Select Committee on Science and Technology Written Evidence


Memorandum from Sir Brian Follett

  For the last two years I have chaired (for the Funding Councils plus the British Library (plus those in Wales and Scotland)) a so-called Research Libraries Support Group (RSLG) who have looked at the issues "in the round". One product was the recommendation—now accepted by the Funding Councils plus British Library—to create a Research Libraries Network which will be based within the BL will focus upon strategic issues. Its life will begin on April 1, 2004 and I genuinely believe it should introduce a step change in the level of library cooperation and collaboration within UK higher education. Its most important role, however, will be to develop national strategic solutions to the many issues facing libraries in the coming decades. I emphasise strategic because the field of librarianship/information resources is replete with experts on the technical aspects but what is missing is any kind of national overview in the electronic era and without those then I do believe all the power and influence will flow to publishers—whether they be "for profit" or so-called "not for profit".

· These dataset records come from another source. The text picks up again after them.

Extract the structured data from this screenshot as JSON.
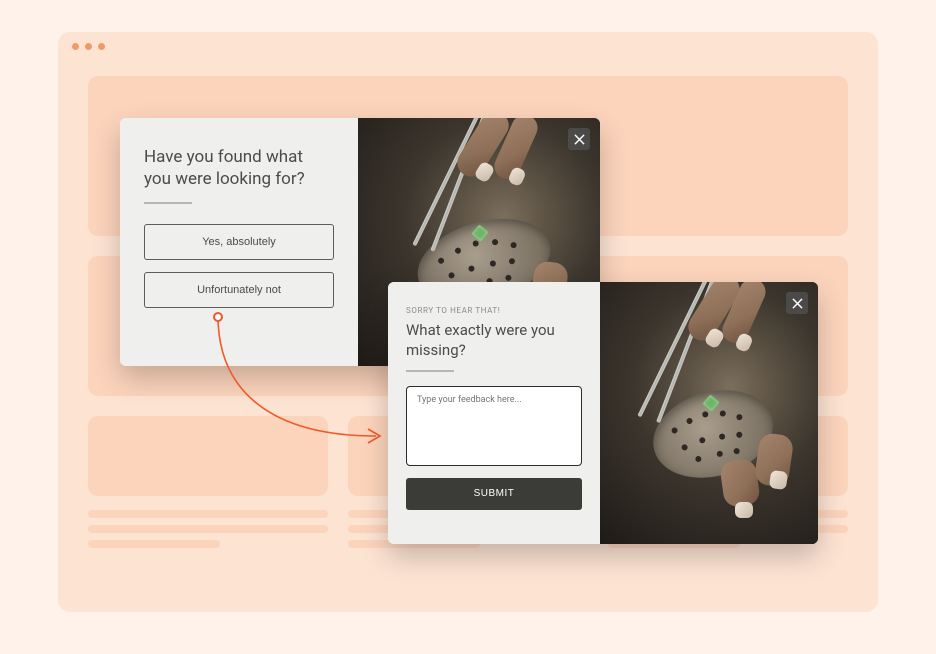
{
  "modal1": {
    "question": "Have you found what you were looking for?",
    "option_yes": "Yes, absolutely",
    "option_no": "Unfortunately not"
  },
  "modal2": {
    "overline": "SORRY TO HEAR THAT!",
    "question": "What exactly were you missing?",
    "placeholder": "Type your feedback here...",
    "submit_label": "SUBMIT"
  },
  "colors": {
    "accent": "#F05A28",
    "page_bg": "#FDE3D2",
    "skeleton": "#FCD4BC",
    "modal_panel": "#EFEFEE"
  }
}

  Overall, the issues are not that simple although if one listens to a one side of the coin they are said to be crystal clear! Rather than submit our rather lengthy RSLG Report our report (which is available of course in both printed and electronic versions) I enclose copies of two speeches which I have given over the last twelve months in Italy at the LIBER conference and in Spain (to the annual meeting of Spanish University Rectors/Librarians). They try to summanse -particularly in the Introductions and Conclusions the views of my committee and the context:

  Might I make the following personal observations to your Committee:

    (1)   Peer review is absolutely critical for the world scientific enterprise. We have watched (and are watching) professions "destroy themselves" by undermining their credibility. For good or ill, peer review guarantees truth. Short cutting this process could be lethal in the medium-term to science and, despite the apparent attractiveness of cheaper publishing, could turn out as highly cost ineffective. Please also see point 4.

    (2)   Publishing remains at the core of the scholar's esteenilpromotion structure and is likely to remain there. Most of us realise high salaries do not come from academe but status and self-respect still do. The vital thing is where academics publish. I am certainly not against changing the arrangements but it is scholars worldwide who must make these decisions.

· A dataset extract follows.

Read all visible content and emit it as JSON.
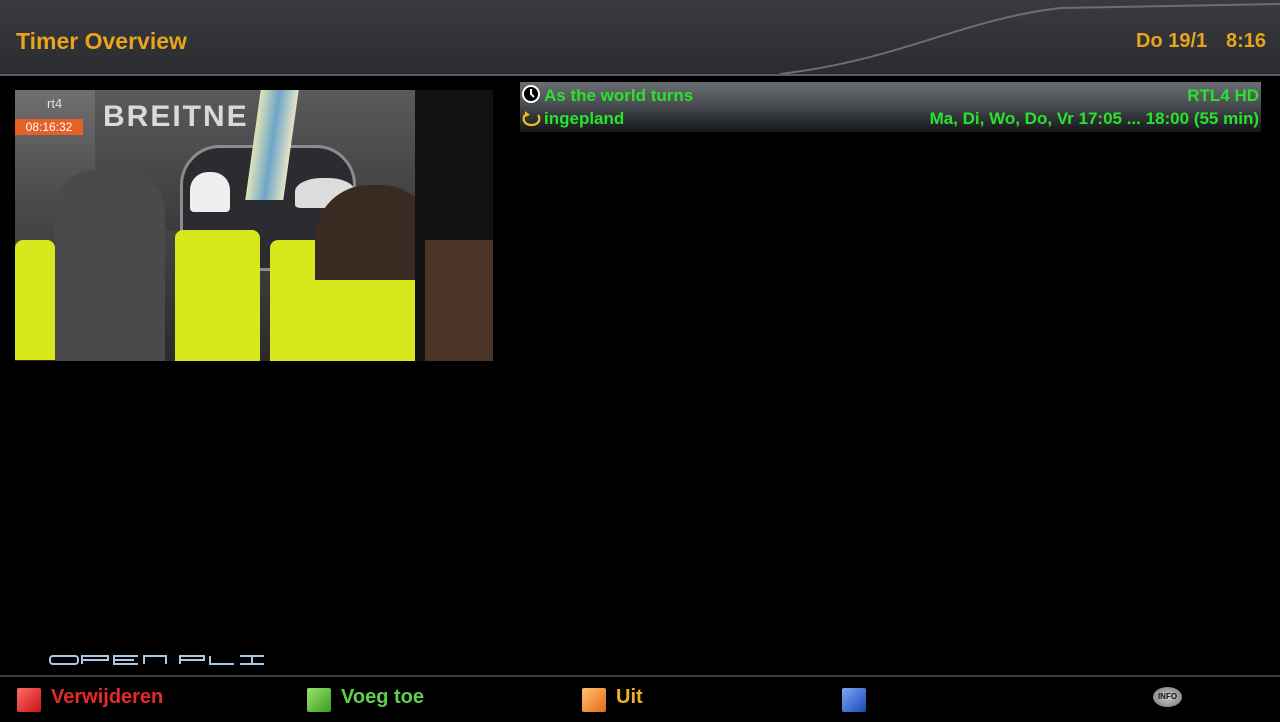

    (3)   The UK is a small player and nothing can be done without the Americans. That is a fact -palatable or unpalatable. The US undertakes and publishes 50% of the world's research. Over the years I and others have talked at length to the Americans about these issues: their views coincide and the conundrum of ensuring quality of the science against cost is identical.

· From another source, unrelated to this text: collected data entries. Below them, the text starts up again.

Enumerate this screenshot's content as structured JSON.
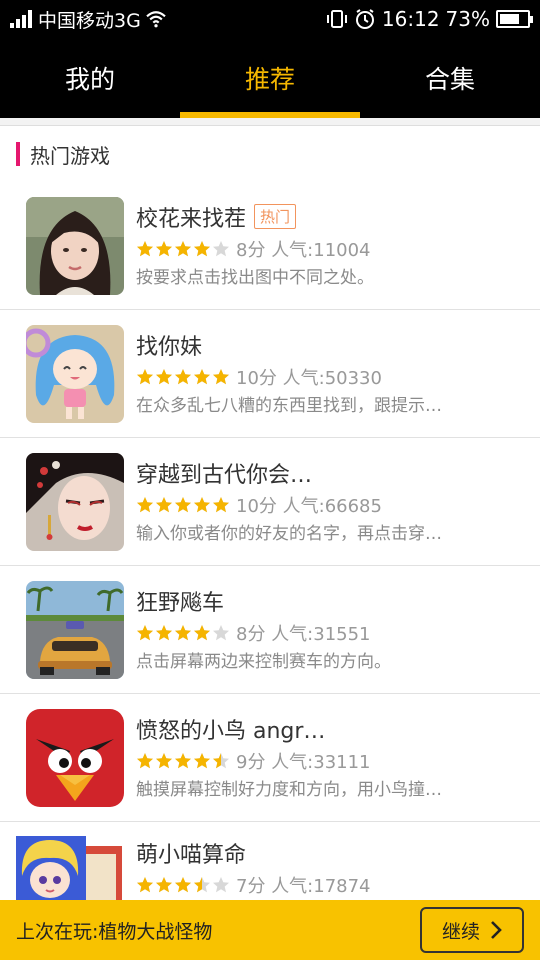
{
  "status_bar": {
    "carrier": "中国移动3G",
    "time": "16:12",
    "battery": "73%",
    "battery_level": 0.73
  },
  "tabs": [
    {
      "label": "我的",
      "active": false
    },
    {
      "label": "推荐",
      "active": true
    },
    {
      "label": "合集",
      "active": false
    }
  ],
  "section": {
    "title": "热门游戏"
  },
  "games": [
    {
      "title": "校花来找茬",
      "badge": "热门",
      "rating": 4,
      "score": "8分",
      "popularity": "人气:11004",
      "desc": "按要求点击找出图中不同之处。",
      "icon": "girl-portrait"
    },
    {
      "title": "找你妹",
      "badge": "",
      "rating": 5,
      "score": "10分",
      "popularity": "人气:50330",
      "desc": "在众多乱七八糟的东西里找到，跟提示…",
      "icon": "cartoon-girl"
    },
    {
      "title": "穿越到古代你会…",
      "badge": "",
      "rating": 5,
      "score": "10分",
      "popularity": "人气:66685",
      "desc": "输入你或者你的好友的名字，再点击穿…",
      "icon": "ancient-lady"
    },
    {
      "title": "狂野飚车",
      "badge": "",
      "rating": 4,
      "score": "8分",
      "popularity": "人气:31551",
      "desc": "点击屏幕两边来控制赛车的方向。",
      "icon": "race-car"
    },
    {
      "title": "愤怒的小鸟 angr…",
      "badge": "",
      "rating": 4.5,
      "score": "9分",
      "popularity": "人气:33111",
      "desc": "触摸屏幕控制好力度和方向，用小鸟撞…",
      "icon": "angry-bird"
    },
    {
      "title": "萌小喵算命",
      "badge": "",
      "rating": 3.5,
      "score": "7分",
      "popularity": "人气:17874",
      "desc": "",
      "icon": "anime-fortune"
    }
  ],
  "footer": {
    "last_played": "上次在玩:植物大战怪物",
    "continue_label": "继续"
  },
  "colors": {
    "accent": "#f6b800",
    "section_marker": "#e5176e",
    "star_on": "#f5b400",
    "star_off": "#d8d8d8"
  }
}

    (4)   Publishing is a minor cost of the research enterprise. Already scientists—through their grants—or their institutions pay for virtually all aspects of their scholarly research: salaries, consumables, equipment, laboratory space and travel. Virtually none pay for publication costs and even reprints have disappeared. Since the overall cost of research publication (but significant) I favour shifting its cost onto the researcher and away from a third party—the librarian. This is likely to change the culture more markedly and faster than just about anything else. Then the researcher will begin to concern himself or herself in the other points (costs, status etc.). Ironically it would also be cost neutral since one is in effect shifting cost inside a higher education institution (though some would lose, some would win). The current arrangements in which the user does not pay leads inevitably to all the obvious consequences.

    (5)   Libraries are a minor headache for vice-chancellors. Costs on periodicals rarely run above 1 per cent of turnover and so increased costs above the norm can be lived with just as they are in other areas (eg annual purchasing bill for IT equipment). I have made many presentations to VCs and tried to beat them around the head but it is not perceived as a major issue.

    (6)   For the UK research publishing is a major industry. We need to be careful because it is an industry where the UK is very well placed. Put bluntly the profit to the UK (and its rapid rise) may outweigh the losses within the UK. This is a view articulated in different language by the DTI.

    (7)   The cost base is not all it appears. I also find aspects of the for profit companies open to serious question—especially when they try to force distortions upon the market. But I doubt if that necessitates a revolution: the surpluses of UK not for profit learned societies are also large.

    (8)   Some of the solutions are not properly costed. Many e-print solutions appear cheap because many costs are paid by the university.

  None of the above argues for inaction and the RSLG report makes that very plain. Some strong negative feedback loop onto the publishers is required. I think much might come from shifting the costs from the library/central university to the researcher and their grant. One suspects "open access", "university repositories" etc can play a role but the market is a strong one. Access issues matter but we can handle these in the UK by methods already tested and working (eg the Document Supply Centre at the BL, the access grants given to universities to open up their libraries). I would like to hope that "my" report and the creation of RLN will focus upon these issues as one of its first ventures.